When a gear is damaged while running, it can lose its ability to function normally. This is known as gear failure. There are many types of gear failure, but it’s worth noting that if the gears of geared motors are made with high quality material, gear failure can be reduced to a certain extent.
Commonly seen causes of failure are as follows:
1. Tooth surface wear
During gear transmission, sliding occurs between the engaging tooth surfaces. When the gear is under stress, this sliding causes wear on the tooth surface. Wear will eventually destroy the shape of the tooth surface, resulting in unstable transmission. This wear also causes the gear teeth to become thinner, resulting in an increase in tooth side clearance and a decrease in tooth hardness.
2. Broken gears
During the meshing process, the bending torque at the root of the gear is alternated. Fatigue cracks are most likely to occur at this point, which can result in the breaking of gear teeth. The failure of the gear teeth is called gear tooth fatigue failure. Another type of gear breakage is known as a sudden break which occurs when the gear is overloaded for a long time or subjected to an excessive impact load. This is also called an overload failure.
3. Tooth plastic deformation
Under low-speed and heavy-duty working conditions, the tooth surface of the gear is subjected to a large amount of pressure and friction. Due to these forces, the local tooth surface of the softer gear may produce plastic flow, causing groove or convexity on the tooth surface, thereby destroying the tooth profile of the gear and weakening its ability to run normally. This form of gear failure is referred to as plastic deformation of the gear teeth.
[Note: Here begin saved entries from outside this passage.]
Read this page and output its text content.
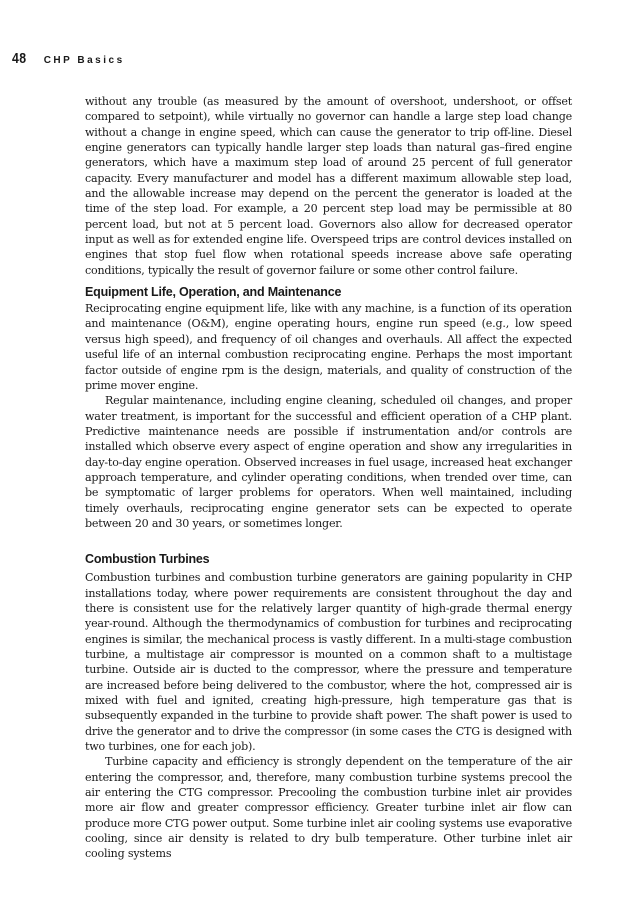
48 CHP Basics

without any trouble (as measured by the amount of overshoot, undershoot, or offset compared to setpoint), while virtually no governor can handle a large step load change without a change in engine speed, which can cause the generator to trip off-line. Diesel engine generators can typically handle larger step loads than natural gas–fired engine generators, which have a maximum step load of around 25 percent of full generator capacity. Every manufacturer and model has a different maximum allowable step load, and the allowable increase may depend on the percent the generator is loaded at the time of the step load. For example, a 20 percent step load may be permissible at 80 percent load, but not at 5 percent load. Governors also allow for decreased operator input as well as for extended engine life. Overspeed trips are control devices installed on engines that stop fuel flow when rotational speeds increase above safe operating conditions, typically the result of governor failure or some other control failure.

Equipment Life, Operation, and Maintenance

Reciprocating engine equipment life, like with any machine, is a function of its operation and maintenance (O&M), engine operating hours, engine run speed (e.g., low speed versus high speed), and frequency of oil changes and overhauls. All affect the expected useful life of an internal combustion reciprocating engine. Perhaps the most important factor outside of engine rpm is the design, materials, and quality of construction of the prime mover engine.

Regular maintenance, including engine cleaning, scheduled oil changes, and proper water treatment, is important for the successful and efficient operation of a CHP plant. Predictive maintenance needs are possible if instrumentation and/or controls are installed which observe every aspect of engine operation and show any irregularities in day-to-day engine operation. Observed increases in fuel usage, increased heat exchanger approach temperature, and cylinder operating conditions, when trended over time, can be symptomatic of larger problems for operators. When well maintained, including timely overhauls, reciprocating engine generator sets can be expected to operate between 20 and 30 years, or sometimes longer.

Combustion Turbines

Combustion turbines and combustion turbine generators are gaining popularity in CHP installations today, where power requirements are consistent throughout the day and there is consistent use for the relatively larger quantity of high-grade thermal energy year-round. Although the thermodynamics of combustion for turbines and reciprocating engines is similar, the mechanical process is vastly different. In a multi-stage combustion turbine, a multistage air compressor is mounted on a common shaft to a multistage turbine. Outside air is ducted to the compressor, where the pressure and temperature are increased before being delivered to the combustor, where the hot, compressed air is mixed with fuel and ignited, creating high-pressure, high temperature gas that is subsequently expanded in the turbine to provide shaft power. The shaft power is used to drive the generator and to drive the compressor (in some cases the CTG is designed with two turbines, one for each job).

Turbine capacity and efficiency is strongly dependent on the temperature of the air entering the compressor, and, therefore, many combustion turbine systems precool the air entering the CTG compressor. Precooling the combustion turbine inlet air provides more air flow and greater compressor efficiency. Greater turbine inlet air flow can produce more CTG power output. Some turbine inlet air cooling systems use evaporative cooling, since air density is related to dry bulb temperature. Other turbine inlet air cooling systems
4. Pitting in gear surfaces
When the meshing surface is repeatedly subjected to contact pressure for long periods of time or at a high level of force, it will result in minute fatigue cracks on the tooth surface. As the gear continues to work, the cracks will continue to expand along the surface, causing small pieces of metal to peel off the tooth surface, forming pittings and spots. This form of failure that occurs on the tooth surface is called gear pitting. It mostly occurs in closed-gear transmissions with good lubrication.
5. Tooth surface glue
In high-speed heavy-duty closed-gear transmission, it is harder to achieve lubrication of the tooth surface, and the meshing surface generates a high local temperature under the heavy load which causes them to bond together. When the gear continues to move, it is torn by the softer tooth surface. This type of tear of the groove is caused by part of the metal material. Failure due to the bonding and tearing of the gear tooth surface is called gear tooth surface glue. It frequently occurs in closed worm drives.